Diane Lovell, Translation Consultant-in-Training, SIL Southern Africa
I serve in Bible translation with SIL SOA and also work as Dean of Students at George Whitefield College in Cape Town, South Africa. I live and work in a multicultural family of Christian believers who all have ample opportunity to intentionally or unintentionally hurt each other. I’m convinced that if we see each other as genuine brothers and sisters in Christ, then we will make an effort to understand each other even when we are confused by someone’s actions and even when we are deeply hurt.
South Africans know that cross-cultural relationships come with opportunities to hurt or help each other. It can be easy to assume the worst about the intentions of another’s actions. Two observations have helped me navigate cross-cultural relationships, particularly those with a mentor-mentee shape.
First, cross-cultural sensitivity does not mean harmony at all costs. It’s not about erasing my cultural identity and assimilating wholesale to the other. We all know that we should be intentionally aware of our cultural worldviews and notice the differences. Yet, we might think harmony is achieved if we shrug off what makes us different and take on a new way of thinking out of courtesy to the other person. Alternatively, we might think respectful distance between cultures will avoid conflict and sharp division. South Africans are unfortunately all too familiar with enforced social walls between different ethnicities, even in our churches.
Neither path works. Instead, both parties must work towards Christian sanctification, the redemption of their different cultures, and being open to being shaped to be more like Jesus through their encounters with colleagues (2 Cor 3:18; Rom 12:1-2). The different cultures within the church need each other (1 Cor 12:12-31). Practically, this is much more than just cultural intelligence or intercultural competence. Healthy cross-cultural relationships require that both mentor and mentee are willing to learn from each other and are willing to change.

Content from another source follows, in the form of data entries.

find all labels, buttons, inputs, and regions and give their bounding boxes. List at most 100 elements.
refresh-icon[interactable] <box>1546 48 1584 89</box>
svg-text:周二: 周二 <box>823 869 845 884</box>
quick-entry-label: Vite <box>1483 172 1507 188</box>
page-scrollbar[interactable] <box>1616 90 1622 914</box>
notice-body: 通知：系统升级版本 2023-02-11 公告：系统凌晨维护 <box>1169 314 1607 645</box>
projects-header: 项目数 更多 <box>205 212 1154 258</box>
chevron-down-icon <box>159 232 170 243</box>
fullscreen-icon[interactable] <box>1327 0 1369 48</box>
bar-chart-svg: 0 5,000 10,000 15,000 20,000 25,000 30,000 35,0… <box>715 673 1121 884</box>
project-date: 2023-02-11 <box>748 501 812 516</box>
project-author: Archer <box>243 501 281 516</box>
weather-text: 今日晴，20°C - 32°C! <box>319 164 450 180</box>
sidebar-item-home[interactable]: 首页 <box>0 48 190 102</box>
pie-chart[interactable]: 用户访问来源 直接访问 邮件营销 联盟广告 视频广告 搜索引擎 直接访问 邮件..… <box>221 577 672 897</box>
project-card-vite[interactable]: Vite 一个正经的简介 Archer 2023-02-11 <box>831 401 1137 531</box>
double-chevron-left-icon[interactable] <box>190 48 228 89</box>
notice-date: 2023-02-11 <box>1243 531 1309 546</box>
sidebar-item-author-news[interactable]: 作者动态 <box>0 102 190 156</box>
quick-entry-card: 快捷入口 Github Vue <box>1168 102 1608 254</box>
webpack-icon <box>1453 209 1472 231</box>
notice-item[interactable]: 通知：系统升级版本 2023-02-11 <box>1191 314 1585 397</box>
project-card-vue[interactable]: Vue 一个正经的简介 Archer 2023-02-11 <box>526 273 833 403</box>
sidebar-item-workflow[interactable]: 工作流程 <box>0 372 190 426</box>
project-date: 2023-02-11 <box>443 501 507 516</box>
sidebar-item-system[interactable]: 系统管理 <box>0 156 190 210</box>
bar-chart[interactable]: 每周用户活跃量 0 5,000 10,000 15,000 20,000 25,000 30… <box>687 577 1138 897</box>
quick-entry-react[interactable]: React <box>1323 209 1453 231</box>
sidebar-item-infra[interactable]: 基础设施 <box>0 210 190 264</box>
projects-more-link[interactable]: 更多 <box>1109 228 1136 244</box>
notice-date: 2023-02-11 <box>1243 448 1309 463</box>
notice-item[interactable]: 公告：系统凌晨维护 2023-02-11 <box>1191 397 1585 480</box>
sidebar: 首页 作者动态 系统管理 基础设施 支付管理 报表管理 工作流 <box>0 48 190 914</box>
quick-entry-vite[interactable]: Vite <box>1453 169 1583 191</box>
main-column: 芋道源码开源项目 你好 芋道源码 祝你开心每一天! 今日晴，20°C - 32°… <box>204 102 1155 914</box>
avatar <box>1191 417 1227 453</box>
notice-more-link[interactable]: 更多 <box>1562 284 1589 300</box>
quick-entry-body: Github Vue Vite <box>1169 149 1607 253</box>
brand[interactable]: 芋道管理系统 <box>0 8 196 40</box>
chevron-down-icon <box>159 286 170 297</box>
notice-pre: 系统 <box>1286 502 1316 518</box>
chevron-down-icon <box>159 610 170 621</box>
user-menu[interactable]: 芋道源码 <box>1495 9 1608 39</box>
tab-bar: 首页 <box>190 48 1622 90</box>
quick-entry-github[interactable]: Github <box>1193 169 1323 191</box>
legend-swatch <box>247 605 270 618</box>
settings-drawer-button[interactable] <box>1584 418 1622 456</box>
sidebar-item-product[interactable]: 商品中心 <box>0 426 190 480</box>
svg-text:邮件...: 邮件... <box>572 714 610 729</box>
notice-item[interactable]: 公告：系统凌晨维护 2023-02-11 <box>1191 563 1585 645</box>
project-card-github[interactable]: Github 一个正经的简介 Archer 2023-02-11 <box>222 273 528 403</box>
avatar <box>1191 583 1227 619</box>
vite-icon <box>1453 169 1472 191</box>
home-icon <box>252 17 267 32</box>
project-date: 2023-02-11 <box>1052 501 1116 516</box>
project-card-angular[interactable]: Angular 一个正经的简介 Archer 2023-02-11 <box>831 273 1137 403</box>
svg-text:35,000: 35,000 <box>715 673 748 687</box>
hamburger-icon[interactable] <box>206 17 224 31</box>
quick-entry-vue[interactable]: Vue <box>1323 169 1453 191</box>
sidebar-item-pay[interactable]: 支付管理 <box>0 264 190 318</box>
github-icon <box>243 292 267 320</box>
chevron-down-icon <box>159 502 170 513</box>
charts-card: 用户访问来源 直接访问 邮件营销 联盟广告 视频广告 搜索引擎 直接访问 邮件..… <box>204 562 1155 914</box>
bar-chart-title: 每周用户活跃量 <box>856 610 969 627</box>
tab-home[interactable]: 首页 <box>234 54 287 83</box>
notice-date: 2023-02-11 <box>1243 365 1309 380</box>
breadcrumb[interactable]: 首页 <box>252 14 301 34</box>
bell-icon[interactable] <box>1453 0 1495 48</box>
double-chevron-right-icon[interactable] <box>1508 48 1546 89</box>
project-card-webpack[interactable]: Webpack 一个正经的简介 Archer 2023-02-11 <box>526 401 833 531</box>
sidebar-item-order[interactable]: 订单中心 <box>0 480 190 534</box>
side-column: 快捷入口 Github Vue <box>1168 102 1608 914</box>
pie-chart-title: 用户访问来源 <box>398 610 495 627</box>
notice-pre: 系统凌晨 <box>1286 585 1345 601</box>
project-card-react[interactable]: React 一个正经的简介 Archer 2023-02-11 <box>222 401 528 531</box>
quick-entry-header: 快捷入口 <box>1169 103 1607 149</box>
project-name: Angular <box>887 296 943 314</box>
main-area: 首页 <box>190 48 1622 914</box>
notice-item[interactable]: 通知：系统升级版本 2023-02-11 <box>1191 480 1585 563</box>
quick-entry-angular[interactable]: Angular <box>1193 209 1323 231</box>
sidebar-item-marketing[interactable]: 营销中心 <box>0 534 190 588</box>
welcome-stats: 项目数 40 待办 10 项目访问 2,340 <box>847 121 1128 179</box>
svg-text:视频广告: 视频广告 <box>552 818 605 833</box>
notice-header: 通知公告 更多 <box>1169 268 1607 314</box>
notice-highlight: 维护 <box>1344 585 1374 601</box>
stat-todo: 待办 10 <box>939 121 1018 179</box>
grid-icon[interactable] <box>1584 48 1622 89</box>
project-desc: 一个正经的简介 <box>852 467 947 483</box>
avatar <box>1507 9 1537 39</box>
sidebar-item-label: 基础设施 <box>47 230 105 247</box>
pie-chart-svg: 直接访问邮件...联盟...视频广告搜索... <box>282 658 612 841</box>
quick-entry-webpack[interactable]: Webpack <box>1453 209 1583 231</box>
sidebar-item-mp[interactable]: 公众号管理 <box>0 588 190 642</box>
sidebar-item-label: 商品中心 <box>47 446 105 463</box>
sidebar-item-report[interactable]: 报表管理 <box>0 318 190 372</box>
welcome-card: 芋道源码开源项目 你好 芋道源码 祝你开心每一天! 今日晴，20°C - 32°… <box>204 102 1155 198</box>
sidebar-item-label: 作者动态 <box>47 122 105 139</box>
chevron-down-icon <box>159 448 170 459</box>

Secondly, we must take the time to understand the other person and what is happening verbally and nonverbally. I like the cultural iceberg metaphor: above the water are the readily identifiable cultural differences like food, dress, mannerisms, and language, but like an iceberg, there’s far more under the water. We have complex value systems, deeply rooted attitudes, and values for things like work, time, relationships, justice, communication styles and unsaid but assumed rules and taboos. It’s easy to make wrong assumptions about why someone shows something different above the water if we assume they are the same as us below the water. I think the answer is time; time spent suspending judgment long enough, but not forever, time that is long enough to understand the iceberg. This can be very hard when we feel hurt, but it’s one of the ways God uses to shape our own iceberg.
Even though these cross-cultural relationships can be difficult sometimes, God challenges us to love those who are different from us. He honours the work we put into those relationships by changing us too, but not so we will all end up the same. Mentoring is not a carbon-copy process. We’re not replicating. We’re growing. He does it so that we can all take our unique place in the body of Christ.